阅读说明：本技术 一种新型的单芯片化铂电阻信号调理电路及调理方法 (Novel single-chip platinum resistor signal conditioning circuit and conditioning method ) 是由 刘敏侠 田泽 刘若曦 邵刚 陈智 吕俊盛 于 2020-12-24 设计创作，主要内容包括：本发明涉及一种新型的单芯片化铂电阻信号调理电路及调理方法。本发明包括输入运放Q1、输入运放Q2、输出运放Q3、PMOS管P1、输出驱动管N1、电流源IR1、电流源IR2、电阻R1、电阻R2和电阻R3,输入运放Q1的输出端和负输入端之间接电阻R1,输入运放Q2的负输入端分别接输入运放Q1的负输入端和PMOS管P1的源端,输入运放Q2的输出端接PMOS管P1的栅极,PMOS管P1的漏端接输出运放Q3的正输入端,输出运放Q3的输出端接输出驱动管N1的基极和输出运放Q3的负输入端,驱动管N1的集电极接电流源IR1、电流源IR2、PMOS管P1的源端和输入运放Q2的负输入端,驱动管N1的发射极接输出运放Q3的负输入端,输出运放Q3的正输入端接电阻R2,负输入端接电阻R3。本发明具有校准精度高,且试用温度范围广的优点。(The invention relates to a novel single-chip platinum resistor signal conditioning circuit and a conditioning method. The invention comprises an input operational amplifier Q1, an input operational amplifier Q2, an output operational amplifier Q3, a PMOS tube P1, an output driving tube N1, a current source IR1, a resistor R1 and a resistor R1, wherein the resistor R1 is connected between the output end and the negative input end of the input operational amplifier Q1, the negative input end of the input operational amplifier Q1 is respectively connected with the negative input end of the input operational amplifier Q1 and the source end of the PMOS tube P1, the output end of the input operational amplifier Q1 is connected with the grid of the PMOS tube P1, the drain end of the PMOS tube P1 is connected with the positive input end of the output operational amplifier Q1, the output end of the output operational amplifier Q1 is connected with the base of the output driving tube N1 and the negative input end of the output operational amplifier Q1, the collector of the driving tube N1 is connected with the current source IR1, the source P1 of the PMOS tube P1, the emitter of the output operational amplifier Q1 is connected with the negative input end of the resistor R1, and the emitter 1. The invention has the advantages of high calibration precision and wide trial temperature range.)

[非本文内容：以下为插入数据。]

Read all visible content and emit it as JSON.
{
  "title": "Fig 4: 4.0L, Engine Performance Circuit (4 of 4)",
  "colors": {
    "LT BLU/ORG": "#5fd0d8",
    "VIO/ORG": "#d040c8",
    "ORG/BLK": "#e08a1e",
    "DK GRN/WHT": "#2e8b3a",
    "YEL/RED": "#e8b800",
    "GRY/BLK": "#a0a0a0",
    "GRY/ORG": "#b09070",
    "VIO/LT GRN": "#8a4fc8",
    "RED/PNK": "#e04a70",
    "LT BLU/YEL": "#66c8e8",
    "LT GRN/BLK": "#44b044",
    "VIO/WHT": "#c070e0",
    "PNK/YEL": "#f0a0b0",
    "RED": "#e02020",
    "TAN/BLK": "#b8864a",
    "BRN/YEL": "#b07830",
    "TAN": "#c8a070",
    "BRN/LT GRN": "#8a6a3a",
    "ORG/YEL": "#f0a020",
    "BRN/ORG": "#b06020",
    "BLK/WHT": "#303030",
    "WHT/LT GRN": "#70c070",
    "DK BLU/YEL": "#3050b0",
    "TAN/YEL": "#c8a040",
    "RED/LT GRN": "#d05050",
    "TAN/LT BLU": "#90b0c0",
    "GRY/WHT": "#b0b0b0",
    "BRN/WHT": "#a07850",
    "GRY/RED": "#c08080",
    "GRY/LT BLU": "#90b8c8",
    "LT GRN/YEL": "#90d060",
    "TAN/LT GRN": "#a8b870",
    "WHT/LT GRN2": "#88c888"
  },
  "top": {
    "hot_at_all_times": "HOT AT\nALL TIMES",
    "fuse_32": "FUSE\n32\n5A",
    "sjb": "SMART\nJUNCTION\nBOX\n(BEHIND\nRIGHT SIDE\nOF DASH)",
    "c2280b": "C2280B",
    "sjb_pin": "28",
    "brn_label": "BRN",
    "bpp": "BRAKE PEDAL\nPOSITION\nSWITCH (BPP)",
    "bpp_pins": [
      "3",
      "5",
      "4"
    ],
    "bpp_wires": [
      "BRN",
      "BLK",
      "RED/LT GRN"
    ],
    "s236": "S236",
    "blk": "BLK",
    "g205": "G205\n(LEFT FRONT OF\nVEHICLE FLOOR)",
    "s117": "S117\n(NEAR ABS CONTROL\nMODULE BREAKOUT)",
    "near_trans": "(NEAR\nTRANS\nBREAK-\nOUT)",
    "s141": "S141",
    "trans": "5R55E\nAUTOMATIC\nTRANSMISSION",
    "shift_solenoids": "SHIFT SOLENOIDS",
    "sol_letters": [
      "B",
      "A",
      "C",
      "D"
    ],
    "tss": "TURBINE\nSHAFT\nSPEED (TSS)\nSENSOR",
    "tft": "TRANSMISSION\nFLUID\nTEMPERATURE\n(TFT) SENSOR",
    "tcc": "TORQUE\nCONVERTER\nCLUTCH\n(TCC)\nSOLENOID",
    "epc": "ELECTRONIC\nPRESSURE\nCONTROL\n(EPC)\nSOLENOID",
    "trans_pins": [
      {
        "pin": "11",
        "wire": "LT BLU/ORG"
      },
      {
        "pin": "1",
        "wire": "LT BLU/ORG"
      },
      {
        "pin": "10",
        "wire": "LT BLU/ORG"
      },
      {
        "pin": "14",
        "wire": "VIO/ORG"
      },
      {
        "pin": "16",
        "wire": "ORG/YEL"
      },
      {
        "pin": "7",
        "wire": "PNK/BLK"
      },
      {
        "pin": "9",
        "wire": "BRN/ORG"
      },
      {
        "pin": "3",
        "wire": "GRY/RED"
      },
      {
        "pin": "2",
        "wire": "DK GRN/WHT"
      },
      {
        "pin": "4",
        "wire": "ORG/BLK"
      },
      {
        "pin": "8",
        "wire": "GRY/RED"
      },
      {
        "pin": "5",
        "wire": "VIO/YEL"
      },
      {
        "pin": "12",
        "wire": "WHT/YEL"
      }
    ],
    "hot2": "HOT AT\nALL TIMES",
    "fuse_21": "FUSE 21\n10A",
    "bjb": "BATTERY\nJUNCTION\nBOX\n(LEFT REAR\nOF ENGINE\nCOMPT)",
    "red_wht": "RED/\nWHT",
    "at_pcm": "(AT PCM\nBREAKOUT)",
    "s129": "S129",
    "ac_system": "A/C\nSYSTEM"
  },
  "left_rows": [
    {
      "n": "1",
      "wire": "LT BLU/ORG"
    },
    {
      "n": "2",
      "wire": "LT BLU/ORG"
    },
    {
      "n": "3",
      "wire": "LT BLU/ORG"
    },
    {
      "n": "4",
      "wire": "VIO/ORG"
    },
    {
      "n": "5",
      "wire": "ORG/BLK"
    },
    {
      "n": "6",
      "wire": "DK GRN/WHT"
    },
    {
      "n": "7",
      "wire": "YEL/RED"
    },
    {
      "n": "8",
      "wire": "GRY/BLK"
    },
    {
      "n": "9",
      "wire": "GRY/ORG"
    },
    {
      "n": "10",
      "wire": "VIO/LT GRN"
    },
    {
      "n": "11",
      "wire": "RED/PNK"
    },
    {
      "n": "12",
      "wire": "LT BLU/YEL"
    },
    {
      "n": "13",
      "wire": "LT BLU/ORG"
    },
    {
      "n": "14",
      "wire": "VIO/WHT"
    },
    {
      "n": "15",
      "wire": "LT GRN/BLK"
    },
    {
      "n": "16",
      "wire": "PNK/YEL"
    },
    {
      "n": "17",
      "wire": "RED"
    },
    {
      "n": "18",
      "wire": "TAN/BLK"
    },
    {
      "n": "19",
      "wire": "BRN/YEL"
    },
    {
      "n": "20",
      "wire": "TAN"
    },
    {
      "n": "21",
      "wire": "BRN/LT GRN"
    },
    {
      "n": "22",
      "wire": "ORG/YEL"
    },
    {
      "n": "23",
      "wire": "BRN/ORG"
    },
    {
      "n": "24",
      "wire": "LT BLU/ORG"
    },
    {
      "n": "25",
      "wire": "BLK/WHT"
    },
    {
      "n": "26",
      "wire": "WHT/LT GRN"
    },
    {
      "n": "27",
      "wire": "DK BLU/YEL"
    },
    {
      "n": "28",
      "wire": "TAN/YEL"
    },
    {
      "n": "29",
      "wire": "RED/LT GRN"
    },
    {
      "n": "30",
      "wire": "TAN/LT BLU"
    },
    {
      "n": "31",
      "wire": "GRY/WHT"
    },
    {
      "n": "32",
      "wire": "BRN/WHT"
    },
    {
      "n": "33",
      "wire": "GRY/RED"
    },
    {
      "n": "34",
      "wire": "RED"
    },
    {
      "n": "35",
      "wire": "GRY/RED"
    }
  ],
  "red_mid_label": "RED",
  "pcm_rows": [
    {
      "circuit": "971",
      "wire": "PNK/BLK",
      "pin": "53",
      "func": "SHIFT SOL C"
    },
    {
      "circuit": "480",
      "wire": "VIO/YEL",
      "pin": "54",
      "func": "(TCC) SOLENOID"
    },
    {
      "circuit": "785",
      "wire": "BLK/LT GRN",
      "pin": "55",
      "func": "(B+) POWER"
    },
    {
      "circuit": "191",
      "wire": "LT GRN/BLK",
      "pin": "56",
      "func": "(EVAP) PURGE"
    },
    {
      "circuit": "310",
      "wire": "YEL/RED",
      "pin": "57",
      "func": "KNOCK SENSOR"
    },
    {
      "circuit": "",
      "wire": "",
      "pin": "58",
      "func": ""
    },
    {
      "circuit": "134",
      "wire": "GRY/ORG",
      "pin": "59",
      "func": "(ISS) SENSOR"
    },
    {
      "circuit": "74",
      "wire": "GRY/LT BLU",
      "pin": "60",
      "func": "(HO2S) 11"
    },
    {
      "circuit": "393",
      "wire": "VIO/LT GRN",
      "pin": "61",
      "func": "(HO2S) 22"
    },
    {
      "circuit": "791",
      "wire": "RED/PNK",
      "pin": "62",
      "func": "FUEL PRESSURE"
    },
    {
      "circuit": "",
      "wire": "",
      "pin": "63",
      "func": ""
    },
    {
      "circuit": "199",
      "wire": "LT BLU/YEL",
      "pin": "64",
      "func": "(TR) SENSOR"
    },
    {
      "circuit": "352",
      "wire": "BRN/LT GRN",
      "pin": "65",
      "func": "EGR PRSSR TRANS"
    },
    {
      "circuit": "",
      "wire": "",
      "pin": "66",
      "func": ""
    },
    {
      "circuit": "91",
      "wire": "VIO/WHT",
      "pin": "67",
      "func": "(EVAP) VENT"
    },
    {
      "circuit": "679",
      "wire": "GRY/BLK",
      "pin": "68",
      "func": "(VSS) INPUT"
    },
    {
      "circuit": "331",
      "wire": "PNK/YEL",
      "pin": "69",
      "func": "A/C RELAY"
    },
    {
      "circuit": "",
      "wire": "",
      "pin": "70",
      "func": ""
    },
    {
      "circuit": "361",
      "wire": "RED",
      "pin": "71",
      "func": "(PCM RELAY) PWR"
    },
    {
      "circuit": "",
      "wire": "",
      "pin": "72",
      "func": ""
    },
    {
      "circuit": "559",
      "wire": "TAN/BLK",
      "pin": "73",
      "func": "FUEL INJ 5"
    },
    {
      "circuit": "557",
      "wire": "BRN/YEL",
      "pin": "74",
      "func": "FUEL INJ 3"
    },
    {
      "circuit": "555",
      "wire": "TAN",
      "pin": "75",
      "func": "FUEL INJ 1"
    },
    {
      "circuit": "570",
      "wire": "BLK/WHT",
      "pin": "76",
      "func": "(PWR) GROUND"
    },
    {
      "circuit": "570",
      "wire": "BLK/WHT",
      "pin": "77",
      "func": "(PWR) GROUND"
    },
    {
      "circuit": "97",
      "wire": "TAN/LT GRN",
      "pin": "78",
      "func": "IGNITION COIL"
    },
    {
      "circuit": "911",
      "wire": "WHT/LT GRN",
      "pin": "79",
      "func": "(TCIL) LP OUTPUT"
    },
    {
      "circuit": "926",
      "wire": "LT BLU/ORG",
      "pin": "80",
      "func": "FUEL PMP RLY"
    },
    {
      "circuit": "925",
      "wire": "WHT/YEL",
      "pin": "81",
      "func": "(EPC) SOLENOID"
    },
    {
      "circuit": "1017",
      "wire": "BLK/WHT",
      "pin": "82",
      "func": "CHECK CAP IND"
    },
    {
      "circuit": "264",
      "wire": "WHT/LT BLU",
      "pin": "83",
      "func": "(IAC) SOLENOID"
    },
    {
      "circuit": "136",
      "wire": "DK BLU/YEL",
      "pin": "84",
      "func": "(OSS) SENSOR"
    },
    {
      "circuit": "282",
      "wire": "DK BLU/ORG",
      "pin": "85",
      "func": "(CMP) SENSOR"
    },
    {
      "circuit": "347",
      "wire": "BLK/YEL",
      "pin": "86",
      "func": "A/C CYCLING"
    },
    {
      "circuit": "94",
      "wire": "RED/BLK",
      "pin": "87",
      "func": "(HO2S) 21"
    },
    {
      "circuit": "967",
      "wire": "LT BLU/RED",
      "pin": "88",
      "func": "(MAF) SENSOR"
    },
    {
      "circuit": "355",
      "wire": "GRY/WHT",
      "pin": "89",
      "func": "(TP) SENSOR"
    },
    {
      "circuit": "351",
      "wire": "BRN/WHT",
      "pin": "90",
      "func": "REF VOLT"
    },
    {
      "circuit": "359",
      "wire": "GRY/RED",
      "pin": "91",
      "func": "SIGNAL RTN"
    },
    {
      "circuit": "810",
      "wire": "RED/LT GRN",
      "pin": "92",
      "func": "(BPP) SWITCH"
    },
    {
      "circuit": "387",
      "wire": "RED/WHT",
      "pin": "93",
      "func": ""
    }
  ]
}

1. A novel single-chip platinum resistance signal conditioning circuit is characterized in that: the conditioning circuit comprises an input operational amplifier Q1, an input operational amplifier Q2, an output operational amplifier Q3, a PMOS tube P1, an output driving tube N1, a current source IR1, a current source IR2, a resistor R2 and a resistor R2, wherein the resistor R2 is connected between the output end and the negative input end of the input operational amplifier Q2, the negative input end of the input operational amplifier Q2 is respectively connected with the negative input end of the input operational amplifier Q2 and the source end of the PMOS tube P2, the output end of the input operational amplifier Q2 is connected with the grid of the PMOS tube P2, the drain end of the PMOS tube P2 is connected with the positive input end of the output operational amplifier Q2, the output end of the output operational amplifier Q2 is connected with the base of the output driving tube N2 and the negative input end of the output operational amplifier Q2, the collector of the driving tube N2 is connected with the current source IR2, the negative input end of the input operational amplifier Q2, the emitter of the output operational amplifier Q2 is connected with the output end of the output operational amplifier Q2, and the emitter of the output operational amplifier Q2, the negative input end is connected with a resistor R3.

2. The novel single-chip platinum resistor signal conditioning circuit of claim 1, wherein: the conditioning circuit further comprises a resistor R_GSaid resistance R_GIs connected between the negative input terminal of the input operational amplifier Q2 and the negative input terminal of the input operational amplifier Q1.

3. The novel single-chip platinum resistor signal conditioning circuit of claim 2, wherein: the conditioning circuit further comprises a current source I3, and the collector of the driving tube N1 is respectively connected to the source end of the PMOS tube P1 and the negative input end of the input operational amplifier Q2 through the current source I3.

4. The novel single-chip platinum resistor signal conditioning circuit of claim 3, wherein: the conditioning circuit further comprises a resistor R4, and the resistor R4 is connected between the output end of the output operational amplifier Q3 and the base electrode of the output driving tube N1.

5. The novel single-chip platinum resistor signal conditioning circuit of claim 4, wherein: the conditioning circuit further comprises a resistor R5, and the resistor R5 is connected between the emitter and the base of the resistor driving tube N1.

6. The novel single-chip platinum resistor signal conditioning circuit of claim 5, wherein: the conditioning circuit further comprises a resistor R6, and the resistor R6 is connected between the output end and the negative input end of the output operational amplifier Q3.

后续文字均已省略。